Buffalo mayor calls Supreme Firearms Court ruling ‘disappointing’ and ‘dark day’


The Supreme Court’s decision on Thursday striking down a New York state law restricting the right to carry a concealed handgun in public is drawing criticism from many state residents, including Buffalo Mayor Byron Brown.

“It’s a disappointment and a dark day for sensible gun reform in this country,” Brown told ABC News’ Linsey Davis during an interview for ABC News Live Prime.

The move comes weeks after 10 African Americans were gunned down May 14 in a racially motivated mass shooting at a Tops supermarket in Buffalo, New York, and after numerous other mass shootings around the country. Brown added that the decision would only escalate gun violence in the country and pose another hurdle for law enforcement.

“I see a concern for law enforcement. They won’t know who is legally allowed to carry a gun if there are more guns carried concealed in the city of Buffalo, and in New York State and other communities across the country. It will make the job of law enforcement much more difficult,” Brown said.

Representative Elise Stefanik attends a press briefing at the US Capitol in Washington, June 29, 2021.

Kevin Dietsch/Getty Images, FILE

While Brown criticizes the decision, other New York lawmakers praise the decision.

“Today’s Supreme Court ruling affirms the constitutional rights of law-abiding citizens to own and bear arms and rightly declares New York’s shameful attempt to shred Second Amendment rights on New- Yorkers unconstitutional,” New York Congresswoman Elise Stefanik said in a statement shortly after the decision was made. announcement.
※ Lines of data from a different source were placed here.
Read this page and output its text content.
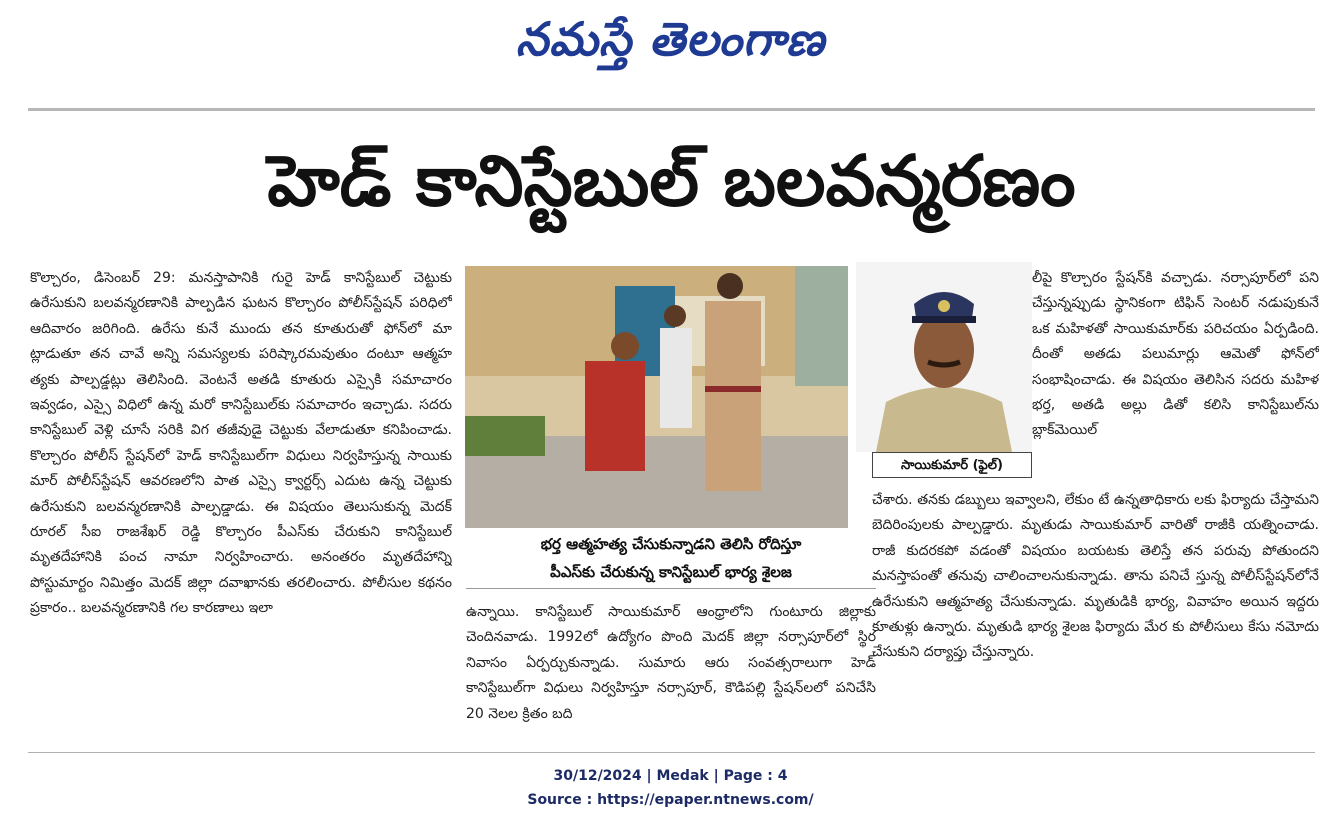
నమస్తే తెలంగాణ
హెడ్ కానిస్టేబుల్ బలవన్మరణం
కొల్చారం, డిసెంబర్ 29: మనస్తాపానికి గురై హెడ్ కానిస్టేబుల్ చెట్టుకు ఉరేసుకుని బలవన్మరణానికి పాల్పడిన ఘటన కొల్చారం పోలీస్‌స్టేషన్ పరిధిలో ఆదివారం జరిగింది. ఉరేసు కునే ముందు తన కూతురుతో ఫోన్‌లో మా ట్లాడుతూ తన చావే అన్ని సమస్యలకు పరిష్కారమవుతుం దంటూ ఆత్మహ త్యకు పాల్పడ్డట్లు తెలిసింది. వెంటనే అతడి కూతురు ఎస్సైకి సమాచారం ఇవ్వడం, ఎస్సై విధిలో ఉన్న మరో కానిస్టేబుల్‌కు సమాచారం ఇచ్చాడు. సదరు కానిస్టేబుల్ వెళ్లి చూసే సరికి విగ తజీవుడై చెట్టుకు వేలాడుతూ కనిపించాడు. కొల్చారం పోలీస్ స్టేషన్‌లో హెడ్ కానిస్టేబుల్‌గా విధులు నిర్వహిస్తున్న సాయికు మార్ పోలీస్‌స్టేషన్ ఆవరణలోని పాత ఎస్సై క్వార్టర్స్ ఎదుట ఉన్న చెట్టుకు ఉరేసుకుని బలవన్మరణానికి పాల్పడ్డాడు. ఈ విషయం తెలుసుకున్న మెదక్ రూరల్ సీఐ రాజశేఖర్ రెడ్డి కొల్చారం పీఎస్‌కు చేరుకుని కానిస్టేబుల్ మృతదేహానికి పంచ నామా నిర్వహించారు. అనంతరం మృతదేహాన్ని పోస్టుమార్టం నిమిత్తం మెదక్ జిల్లా దవాఖానకు తరలించారు. పోలీసుల కథనం ప్రకారం.. బలవన్మరణానికి గల కారణాలు ఇలా
భర్త ఆత్మహత్య చేసుకున్నాడని తెలిసి రోదిస్తూ
పీఎస్‌కు చేరుకున్న కానిస్టేబుల్ భార్య శైలజ
ఉన్నాయి. కానిస్టేబుల్ సాయికుమార్ ఆంధ్రాలోని గుంటూరు జిల్లాకు చెందినవాడు. 1992లో ఉద్యోగం పొంది మెదక్ జిల్లా నర్సాపూర్‌లో స్థిర నివాసం ఏర్పర్చుకున్నాడు. సుమారు ఆరు సంవత్సరాలుగా హెడ్ కానిస్టేబుల్‌గా విధులు నిర్వహిస్తూ నర్సాపూర్, కౌడిపల్లి స్టేషన్‌లలో పనిచేసి 20 నెలల క్రితం బది
సాయికుమార్ (ఫైల్)
లీపై కొల్చారం స్టేషన్‌కి వచ్చాడు. నర్సాపూర్‌లో పని చేస్తున్నప్పుడు స్థానికంగా టిఫిన్ సెంటర్ నడుపుకునే ఒక మహిళతో సాయికుమార్‌కు పరిచయం ఏర్పడింది. దీంతో అతడు పలుమార్లు ఆమెతో ఫోన్‌లో సంభాషించాడు. ఈ విషయం తెలిసిన సదరు మహిళ భర్త, అతడి అల్లు డితో కలిసి కానిస్టేబుల్‌ను బ్లాక్‌మెయిల్
చేశారు. తనకు డబ్బులు ఇవ్వాలని, లేకుం టే ఉన్నతాధికారు లకు ఫిర్యాదు చేస్తామని బెదిరింపులకు పాల్పడ్డారు. మృతుడు సాయికుమార్ వారితో రాజీకి యత్నించాడు. రాజీ కుదరకపో వడంతో విషయం బయటకు తెలిస్తే తన పరువు పోతుందని మనస్తాపంతో తనువు చాలించాలనుకున్నాడు. తాను పనిచే స్తున్న పోలీస్‌స్టేషన్‌లోనే ఉరేసుకుని ఆత్మహత్య చేసుకున్నాడు. మృతుడికి భార్య, వివాహం అయిన ఇద్దరు కూతుళ్లు ఉన్నారు. మృతుడి భార్య శైలజ ఫిర్యాదు మేర కు పోలీసులు కేసు నమోదు చేసుకుని దర్యాప్తు చేస్తున్నారు.
30/12/2024 | Medak | Page : 4
Source : https://epaper.ntnews.com/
Brown called his statement “absolutely false.”

“Far too many innocent Americans lose their lives to gun violence. We don’t want to deprive responsible gun owners of their rights. We certainly don’t want to violate the Second Amendment, but it makes sense that there have sensible gun reform that does not infringe on the rights of responsible gun owners and at the same time protects innocent average Americans from unnecessary gun violence,” he said.
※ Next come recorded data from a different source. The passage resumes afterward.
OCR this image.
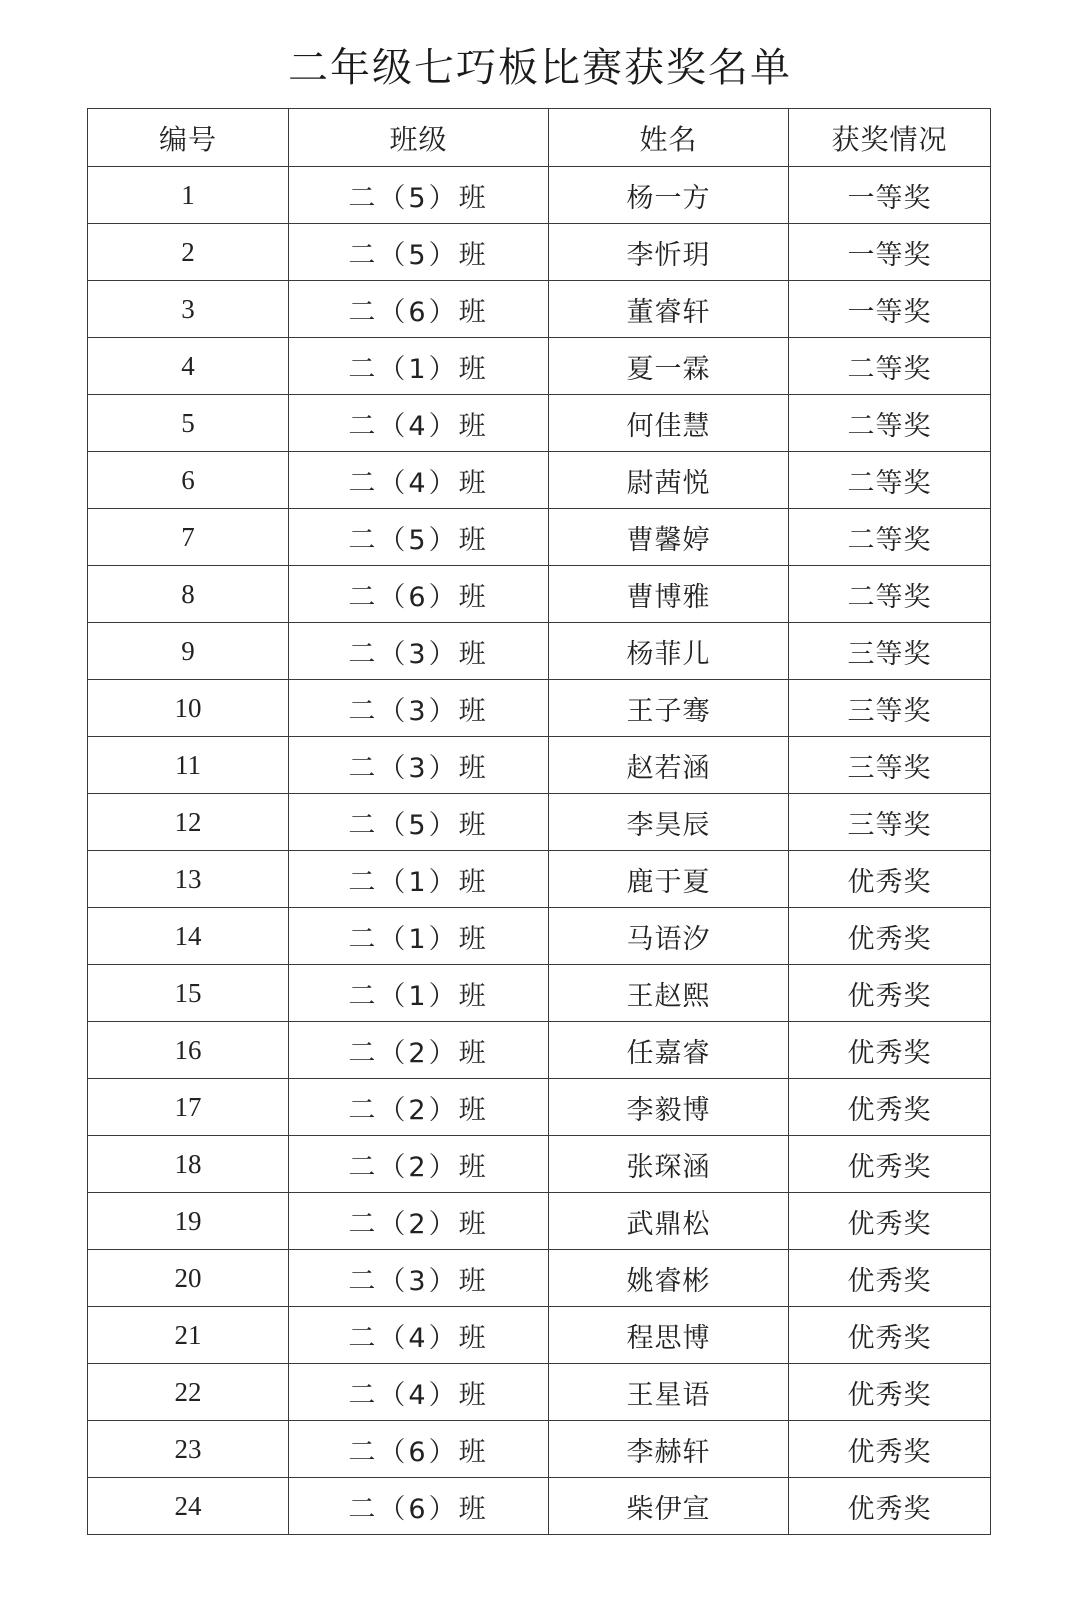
二年级七巧板比赛获奖名单
编号	班级	姓名	获奖情况
1	二（5）班	杨一方	一等奖
2	二（5）班	李忻玥	一等奖
3	二（6）班	董睿轩	一等奖
4	二（1）班	夏一霖	二等奖
5	二（4）班	何佳慧	二等奖
6	二（4）班	尉茜悦	二等奖
7	二（5）班	曹馨婷	二等奖
8	二（6）班	曹博雅	二等奖
9	二（3）班	杨菲儿	三等奖
10	二（3）班	王子骞	三等奖
11	二（3）班	赵若涵	三等奖
12	二（5）班	李昊辰	三等奖
13	二（1）班	鹿于夏	优秀奖
14	二（1）班	马语汐	优秀奖
15	二（1）班	王赵熙	优秀奖
16	二（2）班	任嘉睿	优秀奖
17	二（2）班	李毅博	优秀奖
18	二（2）班	张琛涵	优秀奖
19	二（2）班	武鼎松	优秀奖
20	二（3）班	姚睿彬	优秀奖
21	二（4）班	程思博	优秀奖
22	二（4）班	王星语	优秀奖
23	二（6）班	李赫轩	优秀奖
24	二（6）班	柴伊宣	优秀奖
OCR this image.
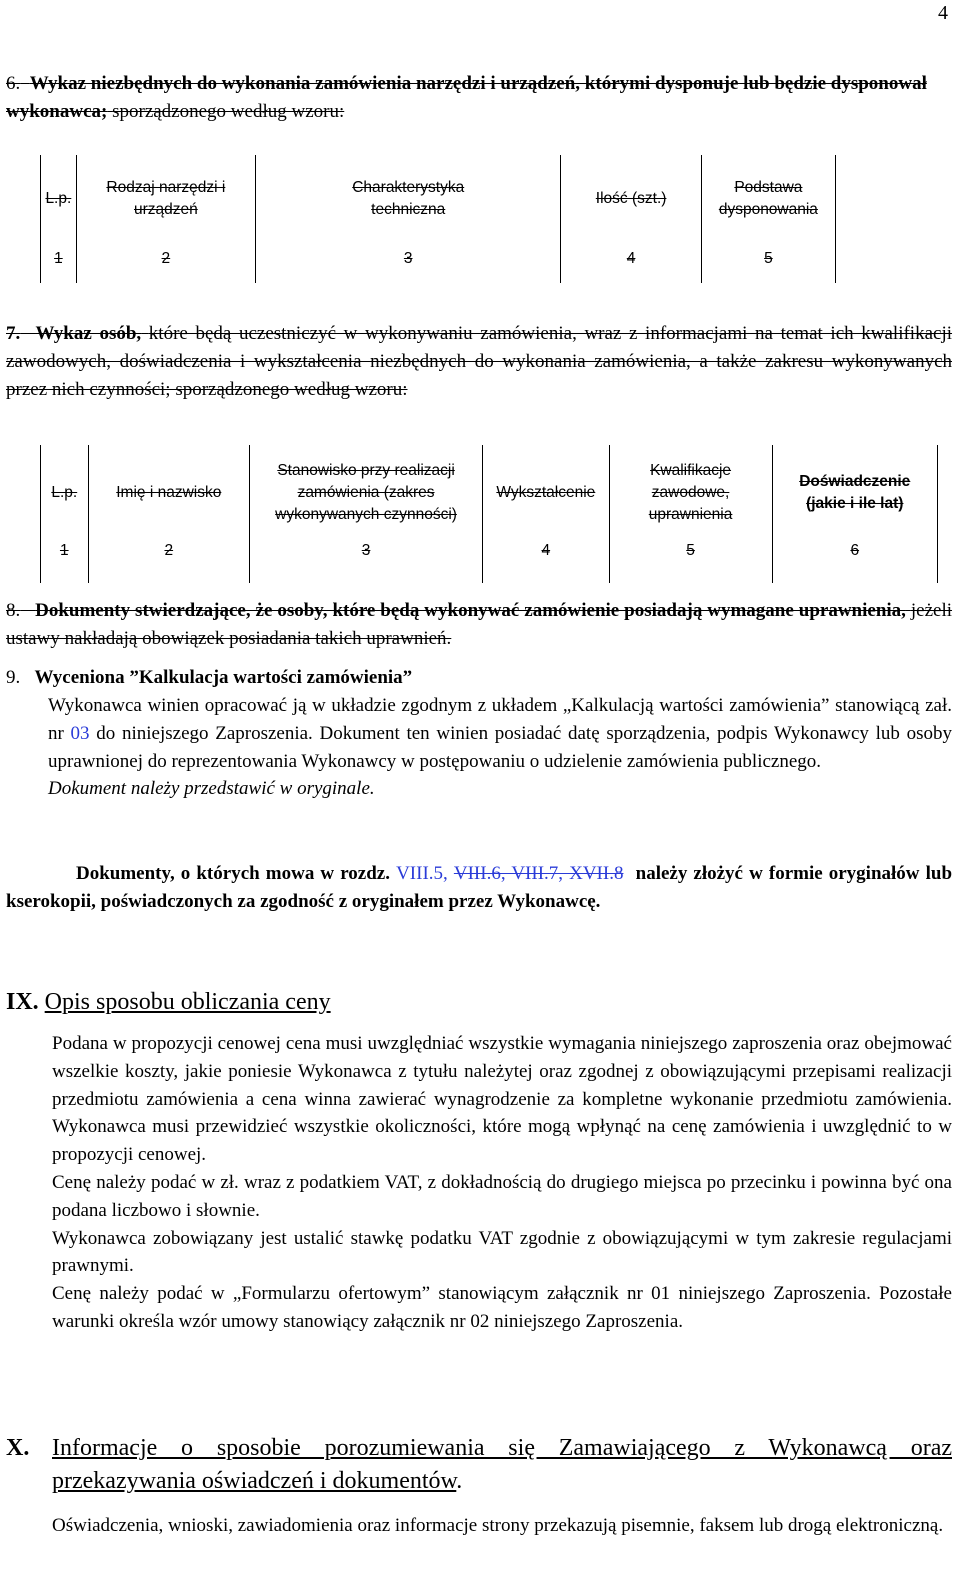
4
6. Wykaz niezbędnych do wykonania zamówienia narzędzi i urządzeń, którymi dysponuje lub będzie dysponował wykonawca; sporządzonego według wzoru:
L.p.	Rodzaj narzędzi i urządzeń	Charakterystyka techniczna	Ilość (szt.)	Podstawa dysponowania
1	2	3	4	5
7. Wykaz osób, które będą uczestniczyć w wykonywaniu zamówienia, wraz z informacjami na temat ich kwalifikacji zawodowych, doświadczenia i wykształcenia niezbędnych do wykonania zamówienia, a także zakresu wykonywanych przez nich czynności; sporządzonego według wzoru:
L.p.	Imię i nazwisko	Stanowisko przy realizacji zamówienia (zakres wykonywanych czynności)	Wykształcenie	Kwalifikacje zawodowe, uprawnienia	Doświadczenie (jakie i ile lat)
1	2	3	4	5	6
8. Dokumenty stwierdzające, że osoby, które będą wykonywać zamówienie posiadają wymagane uprawnienia, jeżeli ustawy nakładają obowiązek posiadania takich uprawnień.
9. Wyceniona ”Kalkulacja wartości zamówienia”
Wykonawca winien opracować ją w układzie zgodnym z układem „Kalkulacją wartości zamówienia” stanowiącą zał. nr 03 do niniejszego Zaproszenia. Dokument ten winien posiadać datę sporządzenia, podpis Wykonawcy lub osoby uprawnionej do reprezentowania Wykonawcy w postępowaniu o udzielenie zamówienia publicznego.
Dokument należy przedstawić w oryginale.
Dokumenty, o których mowa w rozdz. VIII.5, VIII.6, VIII.7, XVII.8 należy złożyć w formie oryginałów lub kserokopii, poświadczonych za zgodność z oryginałem przez Wykonawcę.
IX. Opis sposobu obliczania ceny
Podana w propozycji cenowej cena musi uwzględniać wszystkie wymagania niniejszego zaproszenia oraz obejmować wszelkie koszty, jakie poniesie Wykonawca z tytułu należytej oraz zgodnej z obowiązującymi przepisami realizacji przedmiotu zamówienia a cena winna zawierać wynagrodzenie za kompletne wykonanie przedmiotu zamówienia. Wykonawca musi przewidzieć wszystkie okoliczności, które mogą wpłynąć na cenę zamówienia i uwzględnić to w propozycji cenowej.
Cenę należy podać w zł. wraz z podatkiem VAT, z dokładnością do drugiego miejsca po przecinku i powinna być ona podana liczbowo i słownie.
Wykonawca zobowiązany jest ustalić stawkę podatku VAT zgodnie z obowiązującymi w tym zakresie regulacjami prawnymi.
Cenę należy podać w „Formularzu ofertowym” stanowiącym załącznik nr 01 niniejszego Zaproszenia. Pozostałe warunki określa wzór umowy stanowiący załącznik nr 02 niniejszego Zaproszenia.
X. Informacje o sposobie porozumiewania się Zamawiającego z Wykonawcą oraz przekazywania oświadczeń i dokumentów.
Oświadczenia, wnioski, zawiadomienia oraz informacje strony przekazują pisemnie, faksem lub drogą elektroniczną.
PHOTO: Gun control supporters hold signs in front of gun rights supporters during a protest by victims of gun violence outside the Supreme Court as arguments begin in a landmark gun rights case guns in Washington, November 3, 2021.

Gun control supporters hold signs in front of gun rights supporters during a protest by victims of gun violence outside the Supreme Court as arguments begin in a major gun rights case fire in Washington, November 3, 2021.
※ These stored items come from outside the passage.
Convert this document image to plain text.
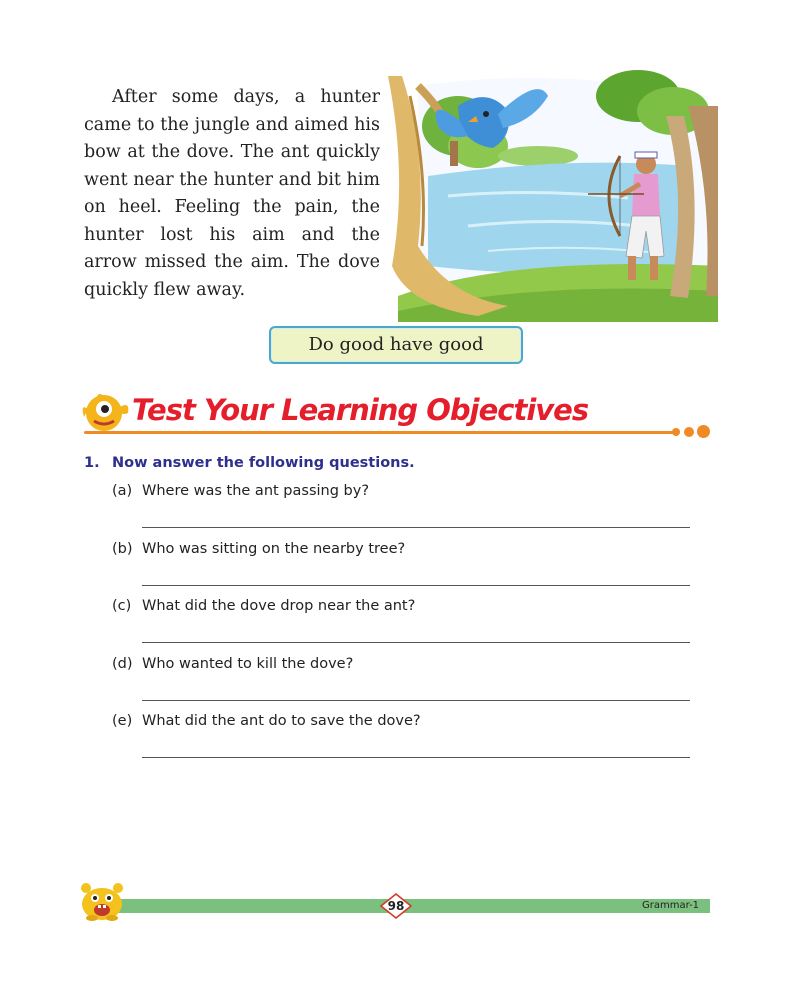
After some days, a hunter came to the jungle and aimed his bow at the dove. The ant quickly went near the hunter and bit him on heel. Feeling the pain, the hunter lost his aim and the arrow missed the aim. The dove quickly flew away.

Do good have good
Test Your Learning Objectives
1. Now answer the following questions.
(a) Where was the ant passing by?
(b) Who was sitting on the nearby tree?
(c) What did the dove drop near the ant?
(d) Who wanted to kill the dove?
(e) What did the ant do to save the dove?
98	Grammar-1
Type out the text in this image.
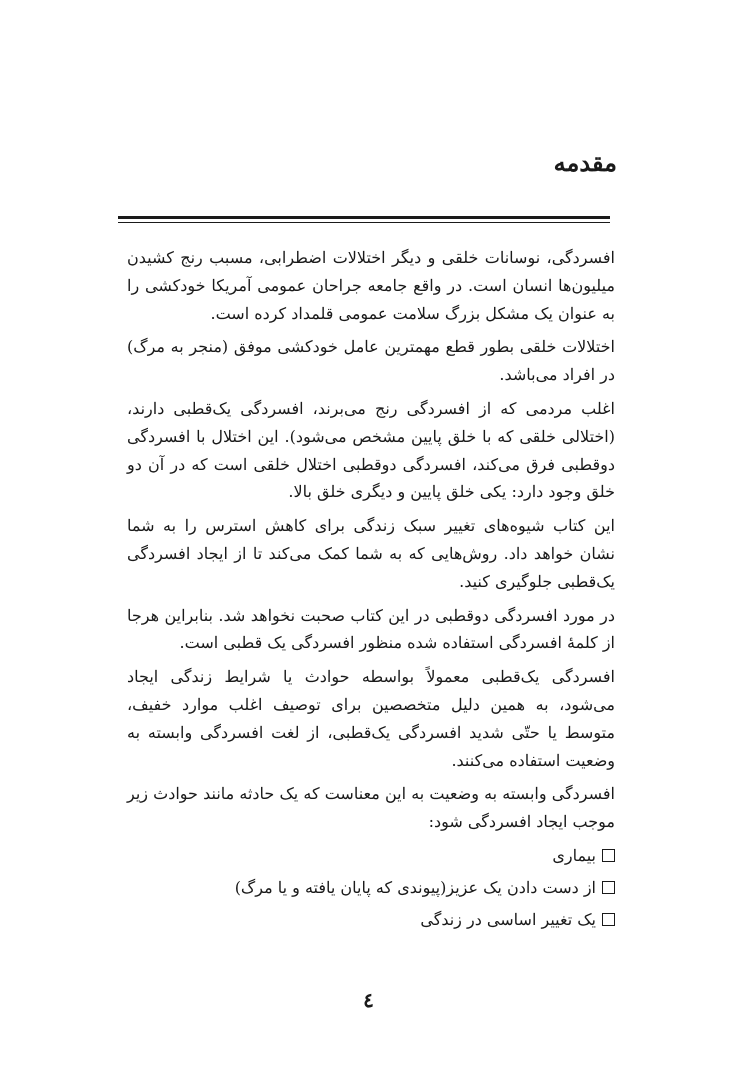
مقدمه

افسردگی، نوسانات خلقی و دیگر اختلالات اضطرابی، مسبب رنج کشیدن میلیون‌ها انسان است. در واقع جامعه جراحان عمومی آمریکا خودکشی را به عنوان یک مشکل بزرگ سلامت عمومی قلمداد کرده است.

اختلالات خلقی بطور قطع مهمترین عامل خودکشی موفق (منجر به مرگ) در افراد می‌باشد.

اغلب مردمی که از افسردگی رنج می‌برند، افسردگی یک‌قطبی دارند، (اختلالی خلقی که با خلق پایین مشخص می‌شود). این اختلال با افسردگی دوقطبی فرق می‌کند، افسردگی دوقطبی اختلال خلقی است که در آن دو خلق وجود دارد: یکی خلق پایین و دیگری خلق بالا.

این کتاب شیوه‌های تغییر سبک زندگی برای کاهش استرس را به شما نشان خواهد داد. روش‌هایی که به شما کمک می‌کند تا از ایجاد افسردگی یک‌قطبی جلوگیری کنید.

در مورد افسردگی دوقطبی در این کتاب صحبت نخواهد شد. بنابراین هرجا از کلمهٔ افسردگی استفاده شده منظور افسردگی یک قطبی است.

افسردگی یک‌قطبی معمولاً بواسطه حوادث یا شرایط زندگی ایجاد می‌شود، به همین دلیل متخصصین برای توصیف اغلب موارد خفیف، متوسط یا حتّی شدید افسردگی یک‌قطبی، از لغت افسردگی وابسته به وضعیت استفاده می‌کنند.

افسردگی وابسته به وضعیت به این معناست که یک حادثه مانند حوادث زیر موجب ایجاد افسردگی شود:

بیماری
از دست دادن یک عزیز(پیوندی که پایان یافته و یا مرگ)
یک تغییر اساسی در زندگی
٤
Joshua Roberts/Getty Images, FILE

The move also follows what could be the passage of landmark bipartisan gun reform legislation in Congress, winning the support of 15 Senate Republicans, including Senate Minority Leader Mitch McConnell.

“The timing of this decision is very difficult, especially when you have a bipartisan group of U.S. senators who have advanced sensible gun reform after years of inaction in Congress,” Brown said.

Legislation pressed after several mass shootings, the most recent in Uvalde, Texas, would be the first time in nearly 30 years that Congress has acted on gun reform.

“It took tragedies like the mass shooting, the act of domestic terror that took place in Buffalo on May 14, and other mass shootings since then to finally get Congress to take action – and the day we’re seeing new moves in Congress on sensible gun reform, this ruling is coming from the United States Supreme Court. It’s a disappointment,” Brown said.

ABC News

Not all news on the site expresses the point of view of the site, but we transmit this news automatically and translate it through programmatic technology on the site and not from a human editor.